WASHINGTON, D.C. – Today, Congressman Stephen F. Lynch (MA-08) introduced H.R. 312, the Glen Anthony Doherty Overseas Security Personnel Fairness Act. This legislation is named after Glen Doherty, the former Navy SEAL and C.I.A. security contractor, who was killed during the September 2012 terrorist attack on the U.S. Consulate and classified annex in Benghazi, Libya. The Glen Anthony Doherty Overseas Security Personnel Fairness Act would remove a significant penalty in federal law that currently prohibits the families of overseas contractors who are killed in the line of duty from receiving full death benefits if the deceased employee is unmarried with no children or other dependents. The families of overseas federal contractors, including the family of Mr. Doherty, have faced significant difficulty in receiving death benefits under federally-required insurance policies when their loved one is killed on the job, but is single with no dependents. The bill is cosponsored by Congressman Gerry Connolly (VA-11).

“It is unacceptable that the Defense Base Act requires federal workers to take out an insurance policy before they are deployed overseas and accepts the payment of insurance premiums from those workers, but fails to provide death benefits to their families or estate solely based on marital and child status,” said Congressman Lynch. “The Glen Anthony Doherty Overseas Security Personnel Fairness Act seeks to right the injustice faced by the family of Glen Doherty and families in similar situations. The legislation would ensure that courageous Americans, like Mr. Doherty, are allowed to provide the protections and benefits that they intended their loved ones to receive in the event of their death in the line of duty and in the service of our country,” added Lynch.

Glen Doherty was killed in September of 2012 while defending the classified annex near the U.S. Consulate in Benghazi against a terrorist attack that also resulted in the deaths of U.S. Ambassador J. Christopher Stevens, former Navy SEAL and C.I.A. contractor Tyrone Woods, and U.S. State Department officer Sean Smith. While Mr. Doherty was unmarried with no children or other dependents, he activated his mandatory Defense Base Act insurance policy before deploying for a scheduled 54-day mission to Libya beginning on September 7, 2012 with the reasonable belief that his policy would pay benefits to his estate or next of kin in the event of his death. 

Barbara Doherty, the mother of Glen Doherty, made the following remarks, “Our family is grateful to Congressman Lynch for continuing to fight for this change.  To lose Glen the way that we did, and then be told we are not entitled to any kind of death benefit when he had a policy, is just not right.  We support a change in this law so that no other American family has to suffer the way that we did.  The stories of other contractors killed may never be known publicly due to the classified nature of this work, but our country owes them a debt.  We thank Congressman Lynch for working to right this wrong.” 
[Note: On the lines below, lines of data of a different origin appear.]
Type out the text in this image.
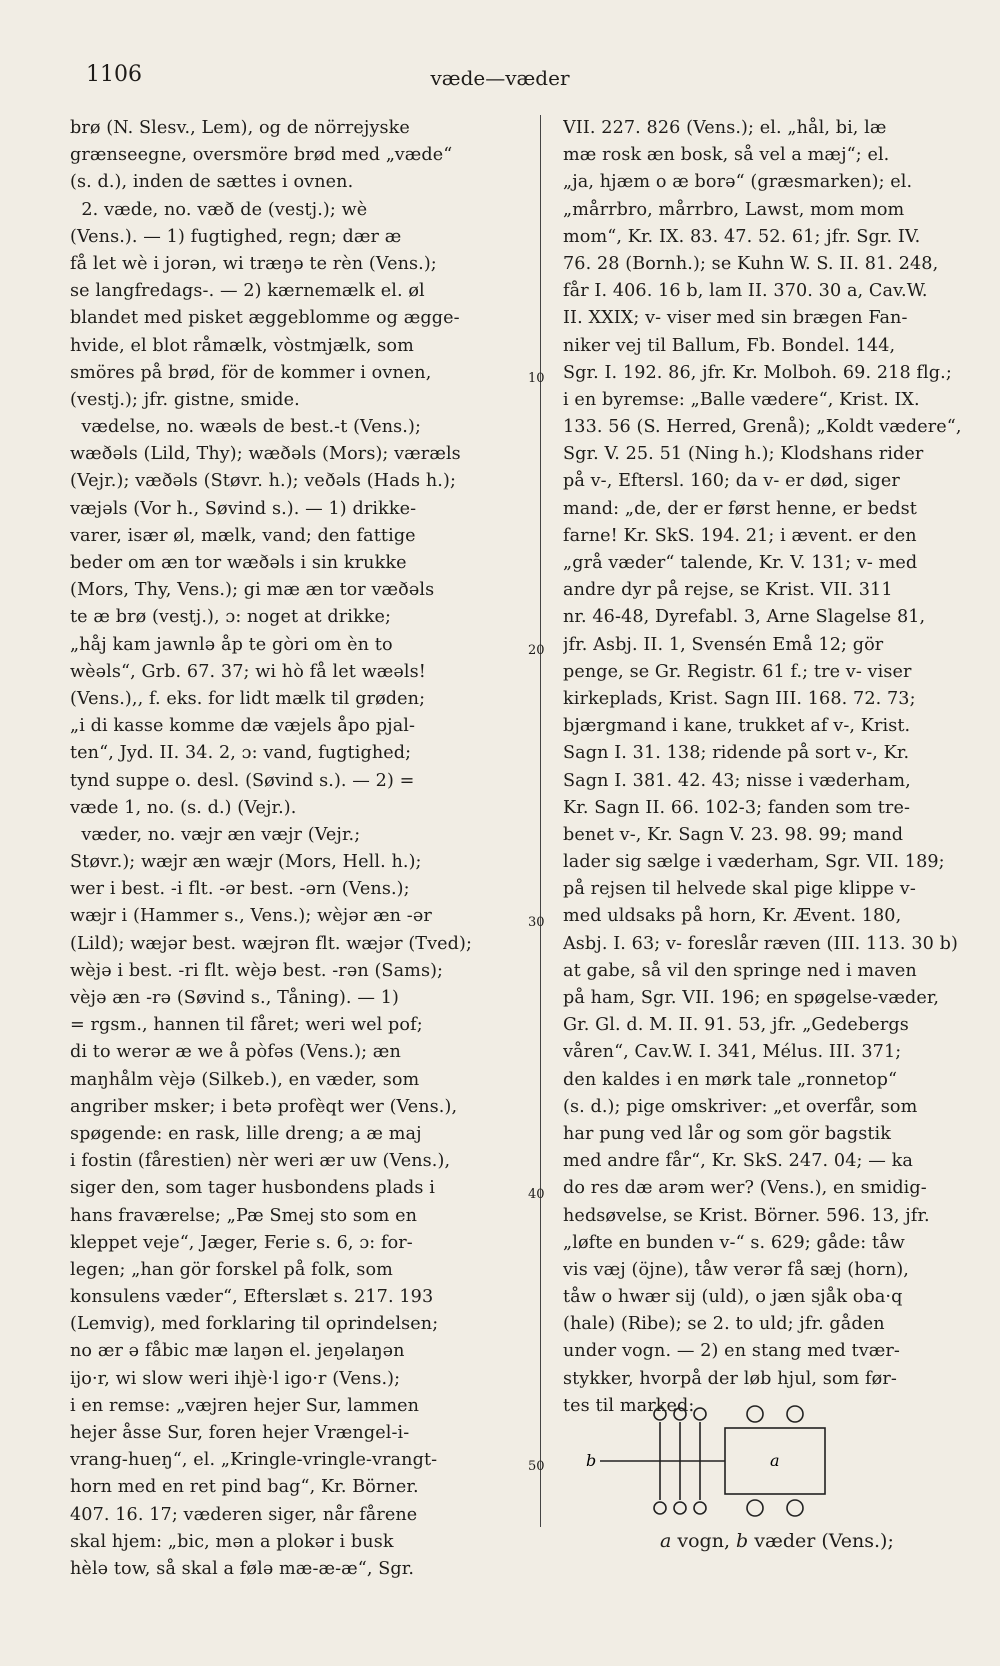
1106	væde—væder
brø (N. Slesv., Lem), og de nörrejyske
grænseegne, oversmöre brød med „væde“
(s. d.), inden de sættes i ovnen.
2. væde, no. væð de (vestj.); wè
(Vens.). — 1) fugtighed, regn; dær æ
få let wè i jorən, wi træŋə te rèn (Vens.);
se langfredags-. — 2) kærnemælk el. øl
blandet med pisket æggeblomme og ægge-
hvide, el blot råmælk, vòstmjælk, som
smöres på brød, för de kommer i ovnen,
(vestj.); jfr. gistne, smide.
vædelse, no. wæəls de best.-t (Vens.);
wæðəls (Lild, Thy); wæðəls (Mors); væræls
(Vejr.); væðəls (Støvr. h.); veðəls (Hads h.);
væjəls (Vor h., Søvind s.). — 1) drikke-
varer, især øl, mælk, vand; den fattige
beder om æn tor wæðəls i sin krukke
(Mors, Thy, Vens.); gi mæ æn tor væðəls
te æ brø (vestj.), ɔ: noget at drikke;
„håj kam jawnlə åp te gòri om èn to
wèəls“, Grb. 67. 37; wi hò få let wæəls!
(Vens.),, f. eks. for lidt mælk til grøden;
„i di kasse komme dæ væjels åpo pjal-
ten“, Jyd. II. 34. 2, ɔ: vand, fugtighed;
tynd suppe o. desl. (Søvind s.). — 2) =
væde 1, no. (s. d.) (Vejr.).
væder, no. væjr æn væjr (Vejr.;
Støvr.); wæjr æn wæjr (Mors, Hell. h.);
wer i best. -i flt. -ər best. -ərn (Vens.);
wæjr i (Hammer s., Vens.); wèjər æn -ər
(Lild); wæjər best. wæjrən flt. wæjər (Tved);
wèjə i best. -ri flt. wèjə best. -rən (Sams);
vèjə æn -rə (Søvind s., Tåning). — 1)
= rgsm., hannen til fåret; weri wel pof;
di to werər æ we å pòfəs (Vens.); æn
maŋhålm vèjə (Silkeb.), en væder, som
angriber msker; i betə profèqt wer (Vens.),
spøgende: en rask, lille dreng; a æ maj
i fostin (fårestien) nèr weri ær uw (Vens.),
siger den, som tager husbondens plads i
hans fraværelse; „Pæ Smej sto som en
kleppet veje“, Jæger, Ferie s. 6, ɔ: for-
legen; „han gör forskel på folk, som
konsulens væder“, Efterslæt s. 217. 193
(Lemvig), med forklaring til oprindelsen;
no ær ə fåbic mæ laŋən el. jeŋəlaŋən
ijo·r, wi slow weri ihjè·l igo·r (Vens.);
i en remse: „væjren hejer Sur, lammen
hejer åsse Sur, foren hejer Vrængel-i-
vrang-hueŋ“, el. „Kringle-vringle-vrangt-
horn med en ret pind bag“, Kr. Börner.
407. 16. 17; væderen siger, når fårene
skal hjem: „bic, mən a plokər i busk
hèlə tow, så skal a følə mæ-æ-æ“, Sgr.
VII. 227. 826 (Vens.); el. „hål, bi, læ
mæ rosk æn bosk, så vel a mæj“; el.
„ja, hjæm o æ borə“ (græsmarken); el.
„mårrbro, mårrbro, Lawst, mom mom
mom“, Kr. IX. 83. 47. 52. 61; jfr. Sgr. IV.
76. 28 (Bornh.); se Kuhn W. S. II. 81. 248,
får I. 406. 16 b, lam II. 370. 30 a, Cav.W.
II. XXIX; v- viser med sin brægen Fan-
niker vej til Ballum, Fb. Bondel. 144,
Sgr. I. 192. 86, jfr. Kr. Molboh. 69. 218 flg.;
i en byremse: „Balle vædere“, Krist. IX.
133. 56 (S. Herred, Grenå); „Koldt vædere“,
Sgr. V. 25. 51 (Ning h.); Klodshans rider
på v-, Eftersl. 160; da v- er død, siger
mand: „de, der er først henne, er bedst
farne! Kr. SkS. 194. 21; i ævent. er den
„grå væder“ talende, Kr. V. 131; v- med
andre dyr på rejse, se Krist. VII. 311
nr. 46-48, Dyrefabl. 3, Arne Slagelse 81,
jfr. Asbj. II. 1, Svensén Emå 12; gör
penge, se Gr. Registr. 61 f.; tre v- viser
kirkeplads, Krist. Sagn III. 168. 72. 73;
bjærgmand i kane, trukket af v-, Krist.
Sagn I. 31. 138; ridende på sort v-, Kr.
Sagn I. 381. 42. 43; nisse i væderham,
Kr. Sagn II. 66. 102-3; fanden som tre-
benet v-, Kr. Sagn V. 23. 98. 99; mand
lader sig sælge i væderham, Sgr. VII. 189;
på rejsen til helvede skal pige klippe v-
med uldsaks på horn, Kr. Ævent. 180,
Asbj. I. 63; v- foreslår ræven (III. 113. 30 b)
at gabe, så vil den springe ned i maven
på ham, Sgr. VII. 196; en spøgelse-væder,
Gr. Gl. d. M. II. 91. 53, jfr. „Gedebergs
våren“, Cav.W. I. 341, Mélus. III. 371;
den kaldes i en mørk tale „ronnetop“
(s. d.); pige omskriver: „et overfår, som
har pung ved lår og som gör bagstik
med andre får“, Kr. SkS. 247. 04; — ka
do res dæ arəm wer? (Vens.), en smidig-
hedsøvelse, se Krist. Börner. 596. 13, jfr.
„løfte en bunden v-“ s. 629; gåde: tåw
vis væj (öjne), tåw verər få sæj (horn),
tåw o hwær sij (uld), o jæn sjåk oba·q
(hale) (Ribe); se 2. to uld; jfr. gåden
under vogn. — 2) en stang med tvær-
stykker, hvorpå der løb hjul, som før-
tes til marked:
10
20
30
40
50	b	a
a vogn, b væder (Vens.);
“The families of Americans who are tragically killed in the line of duty while serving overseas deserve access to full death benefits, regardless of the deceased’s marital status,” said Congressman Connolly. “I am proud to cosponsor Mr. Lynch’s urgently needed legislation to ensure that Defense Base Act insurance policies treat all workers equitably. No family should have to experience the hardships that the Doherty family faced when their son was killed in the September 2012 Benghazi terrorist attack while heroically defending his compatriots. Yet due to a quirk in the law, his loved ones had difficulty accessing the full death benefit policy Mr. Doherty had purposely activated for them, solely because he was unmarried with no children.”  

The Defense Base Act of 1941 requires that overseas federal contractors obtain so-called Defense Base Act insurance in order to make certain that injured workers are entitled to workers’ compensation for employment-related injuries and their survivors are entitled to death benefits in the event of a job-related tragedy. Regrettably, current law does not extend death benefits, aside from $3,000 in funeral expenses, to the family or designated beneficiary of a federal contractor who is killed in the line of duty overseas but is unmarried with no dependents. H.R. 312 would therefore amend the Defense Base Act to ensure that full death benefits are extended to the families or designated beneficiaries of these federal contractors who have died in service to our country as a result of a war-risk hazard or an act of terrorism. H.R. 312 would also provide retroactive death benefits to the designated beneficiaries or families of such federal contractors who have been killed in the line of duty since September 11, 2001, including Defense Base Act cases resulting from Operation Enduring Freedom, Operation Iraqi Freedom, and the terrorist attack on the U.S. Consulate in Benghazi, Libya.